Now we'll create a Trainer instance and start the fine-tuning process.

In [22]:
# Create trainer
trainer = Trainer(
    model=model,
    args=training_args,
    train_dataset=tokenized_dataset,
    tokenizer=tokenizer,
)

# Start training
trainer.train()

  trainer = Trainer(


Step,Training Loss
10,7.9371
20,5.9857
30,4.0653
40,3.8174
50,2.7019
60,2.138
70,1.8547
80,1.6456
90,1.2261
100,1.3752


Step,Training Loss
10,7.9371
20,5.9857
30,4.0653
40,3.8174
50,2.7019
60,2.138
70,1.8547
80,1.6456
90,1.2261
100,1.3752


TrainOutput(global_step=375, training_loss=1.7485335413614909, metrics={'train_runtime': 7640.9785, 'train_samples_per_second': 0.393, 'train_steps_per_second': 0.049, 'total_flos': 195969024000000.0, 'train_loss': 1.7485335413614909, 'epoch': 3.0})

## 6. Evaluation

After training, we'll evaluate the model's performance.

In [23]:
# Load test dataset
test_dataset = load_dataset("wikitext", "wikitext-2-raw-v1", split="test[:100]")
tokenized_test_dataset = test_dataset.map(tokenize_function, batched=True)

# Evaluate
eval_results = trainer.evaluate(eval_dataset=tokenized_test_dataset)
print(f"Perplexity: {math.exp(eval_results['eval_loss']):.2f}")

Map:   0%|          | 0/100 [00:00<?, ? examples/s]

NameError: name 'math' is not defined

In [25]:
import math
print(f"Perplexity: {math.exp(eval_results['eval_loss']):.2f}")

Perplexity: 3.58


## 7. Saving and Loading the Fine-tuned Model

Finally, we'll save our fine-tuned model and show how to load it back.

In [26]:
# Save the model
model_path = "./fine_tuned_gpt2"
trainer.save_model(model_path)

# Load the fine-tuned model (if needed later)
loaded_model = AutoModelForCausalLM.from_pretrained(model_path)
loaded_tokenizer = AutoTokenizer.from_pretrained(model_path)

## Testing the Fine-tuned Model

Let's test our fine-tuned model with some example prompts.

In [27]:
def generate_text(prompt, max_length=100):
    inputs = tokenizer(prompt, return_tensors="pt")
    outputs = model.generate(
        inputs.input_ids,
        max_length=max_length,
        num_return_sequences=1,
        no_repeat_ngram_size=2,
        temperature=0.7
    )
    return tokenizer.decode(outputs[0], skip_special_tokens=True)

# Test the model
prompt = "The artificial intelligence revolution"
generated_text = generate_text(prompt)
print(f"Prompt: {prompt}")
print(f"Generated: {generated_text}")

The attention mask and the pad token id were not set. As a consequence, you may observe unexpected behavior. Please pass your input's `attention_mask` to obtain reliable results.
Setting `pad_token_id` to `eos_token_id`:50256 for open-end generation.
The attention mask is not set and cannot be inferred from input because pad token is same as eos token. As a consequence, you may observe unexpected behavior. Please pass your input's `attention_mask` to obtain reliable results.
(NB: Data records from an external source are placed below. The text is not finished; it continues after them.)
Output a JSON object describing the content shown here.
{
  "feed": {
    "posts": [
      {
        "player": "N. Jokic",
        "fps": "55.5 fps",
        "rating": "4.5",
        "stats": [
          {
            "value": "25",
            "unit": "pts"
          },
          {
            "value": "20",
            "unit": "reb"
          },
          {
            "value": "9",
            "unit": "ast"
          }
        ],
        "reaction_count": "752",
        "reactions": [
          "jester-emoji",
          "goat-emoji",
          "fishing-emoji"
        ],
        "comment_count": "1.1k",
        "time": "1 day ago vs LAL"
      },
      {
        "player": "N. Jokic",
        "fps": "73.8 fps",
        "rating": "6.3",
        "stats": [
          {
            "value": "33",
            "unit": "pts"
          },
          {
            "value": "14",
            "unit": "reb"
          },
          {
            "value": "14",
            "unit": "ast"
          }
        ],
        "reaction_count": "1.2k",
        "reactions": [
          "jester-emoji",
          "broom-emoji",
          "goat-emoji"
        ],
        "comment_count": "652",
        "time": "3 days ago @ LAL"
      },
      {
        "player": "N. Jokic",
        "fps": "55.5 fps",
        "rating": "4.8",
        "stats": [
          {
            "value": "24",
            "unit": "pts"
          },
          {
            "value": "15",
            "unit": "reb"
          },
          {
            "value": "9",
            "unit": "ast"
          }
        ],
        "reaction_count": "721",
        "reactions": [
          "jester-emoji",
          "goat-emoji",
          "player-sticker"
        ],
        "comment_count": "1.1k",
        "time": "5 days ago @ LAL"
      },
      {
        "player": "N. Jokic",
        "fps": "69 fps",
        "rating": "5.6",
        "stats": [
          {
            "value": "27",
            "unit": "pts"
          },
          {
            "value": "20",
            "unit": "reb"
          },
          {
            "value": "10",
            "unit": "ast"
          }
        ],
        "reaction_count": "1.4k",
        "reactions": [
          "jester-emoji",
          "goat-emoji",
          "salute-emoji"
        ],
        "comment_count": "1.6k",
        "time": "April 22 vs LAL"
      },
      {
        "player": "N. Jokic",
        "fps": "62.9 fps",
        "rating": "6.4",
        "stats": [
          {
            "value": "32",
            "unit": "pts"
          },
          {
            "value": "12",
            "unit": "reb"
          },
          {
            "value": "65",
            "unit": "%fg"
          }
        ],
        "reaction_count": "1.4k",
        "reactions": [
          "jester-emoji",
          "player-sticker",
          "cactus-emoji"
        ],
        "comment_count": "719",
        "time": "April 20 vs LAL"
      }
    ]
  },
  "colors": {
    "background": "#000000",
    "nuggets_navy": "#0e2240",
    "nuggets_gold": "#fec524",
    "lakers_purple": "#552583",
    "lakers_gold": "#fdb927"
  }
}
Prompt: The artificial intelligence revolution
Generated: The artificial intelligence revolution has been a major theme of the media coverage of this year , and the focus has largely been on the impact of AI on society . The focus of attention has focused on how humans interact with the world around them , as well as on their motivations and motivations for doing so . This focus is largely due to the fact that humans are increasingly becoming more sophisticated and sophisticated in their interactions with other humans . In addition , the technology has also been shown to be more effective at helping humans learn


## Conclusion

In this notebook, we've covered:
1. Setting up the necessary dependencies
2. Loading a pre-trained model
3. Preparing and preprocessing data
4. Configuring and executing the fine-tuning process
5. Evaluating the model's performance
6. Saving and loading the fine-tuned model
7. Testing the model with example prompts

Remember that this is a basic example, and you might need to adjust parameters and configurations based on your specific use case and requirements.